И он выразительно, даже плутовато, посмотрел на Зандоме.
— Человек — сосуд хрупкий… Добрых намерений куча, да искушение-то велико…
Доктор пожал плечами — такую слабость он не понимал. Его супруга, Рита, недоступна чувству ревности. Наверное, ей было бы просто смешно, если б какая-нибудь другая женщина отважилась только попытаться выбить ее из седла. Слишком высоко стоит шьора Рита над всеми красавицами, над всеми городскими интригами. Если б завтра ей донесли, что муж ее беседовал с тежачками, она ответила бы спокойно: «Такова его профессия».
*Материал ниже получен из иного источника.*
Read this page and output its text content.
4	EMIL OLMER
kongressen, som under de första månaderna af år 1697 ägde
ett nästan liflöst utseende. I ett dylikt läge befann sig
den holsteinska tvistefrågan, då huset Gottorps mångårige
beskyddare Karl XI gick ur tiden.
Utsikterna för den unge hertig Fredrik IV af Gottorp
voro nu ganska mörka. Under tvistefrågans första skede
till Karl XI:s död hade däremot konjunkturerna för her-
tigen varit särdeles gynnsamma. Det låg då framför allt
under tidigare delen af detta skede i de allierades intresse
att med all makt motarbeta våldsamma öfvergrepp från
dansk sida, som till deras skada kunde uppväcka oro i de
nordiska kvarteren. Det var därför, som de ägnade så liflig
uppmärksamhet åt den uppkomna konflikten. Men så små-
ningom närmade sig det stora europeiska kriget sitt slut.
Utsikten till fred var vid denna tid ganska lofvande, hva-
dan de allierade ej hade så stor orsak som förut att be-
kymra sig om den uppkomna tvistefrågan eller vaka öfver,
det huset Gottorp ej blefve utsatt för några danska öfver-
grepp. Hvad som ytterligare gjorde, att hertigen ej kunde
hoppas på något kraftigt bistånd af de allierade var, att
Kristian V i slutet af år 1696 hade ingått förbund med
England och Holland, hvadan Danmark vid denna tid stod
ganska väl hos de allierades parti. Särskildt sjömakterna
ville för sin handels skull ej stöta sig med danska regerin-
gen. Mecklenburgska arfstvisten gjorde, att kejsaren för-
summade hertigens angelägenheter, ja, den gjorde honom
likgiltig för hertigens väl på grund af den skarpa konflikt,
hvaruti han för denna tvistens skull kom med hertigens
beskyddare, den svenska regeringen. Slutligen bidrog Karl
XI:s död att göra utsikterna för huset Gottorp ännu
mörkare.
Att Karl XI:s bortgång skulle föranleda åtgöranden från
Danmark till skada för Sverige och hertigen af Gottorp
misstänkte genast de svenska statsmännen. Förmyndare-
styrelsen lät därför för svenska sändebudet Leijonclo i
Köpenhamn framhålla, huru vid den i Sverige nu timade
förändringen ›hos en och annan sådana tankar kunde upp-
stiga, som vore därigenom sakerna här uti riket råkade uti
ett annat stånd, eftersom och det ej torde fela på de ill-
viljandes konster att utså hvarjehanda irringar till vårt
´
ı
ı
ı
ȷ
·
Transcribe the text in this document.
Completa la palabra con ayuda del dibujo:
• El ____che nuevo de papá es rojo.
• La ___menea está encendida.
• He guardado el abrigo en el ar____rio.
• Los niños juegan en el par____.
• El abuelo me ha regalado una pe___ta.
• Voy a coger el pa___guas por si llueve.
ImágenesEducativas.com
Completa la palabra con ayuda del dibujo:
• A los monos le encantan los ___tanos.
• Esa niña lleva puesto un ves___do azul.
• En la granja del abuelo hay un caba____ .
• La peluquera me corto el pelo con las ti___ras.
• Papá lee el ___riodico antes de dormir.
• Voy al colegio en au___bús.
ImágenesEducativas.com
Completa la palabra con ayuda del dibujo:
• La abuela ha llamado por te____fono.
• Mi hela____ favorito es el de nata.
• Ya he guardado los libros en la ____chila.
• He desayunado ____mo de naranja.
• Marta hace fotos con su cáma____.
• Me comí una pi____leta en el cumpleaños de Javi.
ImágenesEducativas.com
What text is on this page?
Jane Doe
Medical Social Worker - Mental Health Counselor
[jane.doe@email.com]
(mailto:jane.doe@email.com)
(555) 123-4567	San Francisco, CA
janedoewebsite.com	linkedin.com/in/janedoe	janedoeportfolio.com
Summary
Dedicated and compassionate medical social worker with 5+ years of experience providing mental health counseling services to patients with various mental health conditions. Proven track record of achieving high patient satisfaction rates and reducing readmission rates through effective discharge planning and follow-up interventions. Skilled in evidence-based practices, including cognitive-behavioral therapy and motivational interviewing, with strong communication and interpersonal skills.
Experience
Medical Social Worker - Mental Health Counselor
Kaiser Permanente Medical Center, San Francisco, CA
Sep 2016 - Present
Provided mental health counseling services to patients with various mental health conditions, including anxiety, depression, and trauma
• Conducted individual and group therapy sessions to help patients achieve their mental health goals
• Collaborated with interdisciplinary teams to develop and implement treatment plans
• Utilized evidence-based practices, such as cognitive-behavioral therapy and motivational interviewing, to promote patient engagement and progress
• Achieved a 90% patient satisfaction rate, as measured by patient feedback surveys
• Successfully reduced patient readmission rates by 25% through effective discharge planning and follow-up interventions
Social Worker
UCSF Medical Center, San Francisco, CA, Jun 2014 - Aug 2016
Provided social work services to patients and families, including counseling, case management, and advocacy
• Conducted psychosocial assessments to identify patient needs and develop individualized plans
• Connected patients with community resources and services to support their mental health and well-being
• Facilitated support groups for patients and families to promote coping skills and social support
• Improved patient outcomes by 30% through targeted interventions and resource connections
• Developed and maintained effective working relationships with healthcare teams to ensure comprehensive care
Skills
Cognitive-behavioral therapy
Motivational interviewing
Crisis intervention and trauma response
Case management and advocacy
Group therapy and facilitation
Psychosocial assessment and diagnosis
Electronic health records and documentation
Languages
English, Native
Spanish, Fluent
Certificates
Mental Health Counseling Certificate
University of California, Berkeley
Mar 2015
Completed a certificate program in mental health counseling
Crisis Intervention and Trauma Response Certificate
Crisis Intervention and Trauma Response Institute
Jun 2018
— Кадриль! — закричал шьор Динко, поручик в запасе, тот самый, который командовал нашим «войском» во время процессии. Теперь он будет командовать кадрилью. Недаром явился во фраке, с шапокляком под мышкой: с головы до ног — точно такой, каким обязан быть светский человек.
— Кадриль! — подхватили со всех сторон.
— Опять кадриль… — сморщила хорошенький носик барышня Кармела; она сегодня именинница и держится около шьора Динко — он вроде бы ее жених, так, по крайней мере, поговаривают, пока шьор Динко и тут не пошел на попятный, как уже не раз делал. — Как это скучно, господи! Если б еще ее умели танцевать…
— Надо, надо, золотце, — оправдывается шьор Динко. — Среди гостей много пенсионеров, они только кадриль и танцуют… А барышни — смотри, сколько их сидит без кавалеров!
— Будешь сидеть, раз набежало столько всяких. — И Кармела кинула злобный взгляд на Претурш. — Сначала пустили дочек мастеровых — ну, ладно. А теперь и мужички полезли!
— Ты отчасти права, душа моя, но…
— Никаких «но»! — перебила его Кармела. — Через год, пожалуй, моей визави в кадрили окажется наша Цвита… она ведь тоже служанка! Тогда уж и не знаю, кто из образованных барышень согласится пойти на бал…
— Неприятно, конечно; но видишь ли, какое дело…
Закончить фразу Динко не решился — ведь Претурш ввел сюда сам Нико Дубчич, он и сейчас около них.
— Ну да, кое-кому уже все дозволено! — не унимается Кармела. — Если им по вкусу — их дело, но нечего заставлять других общаться со служанками!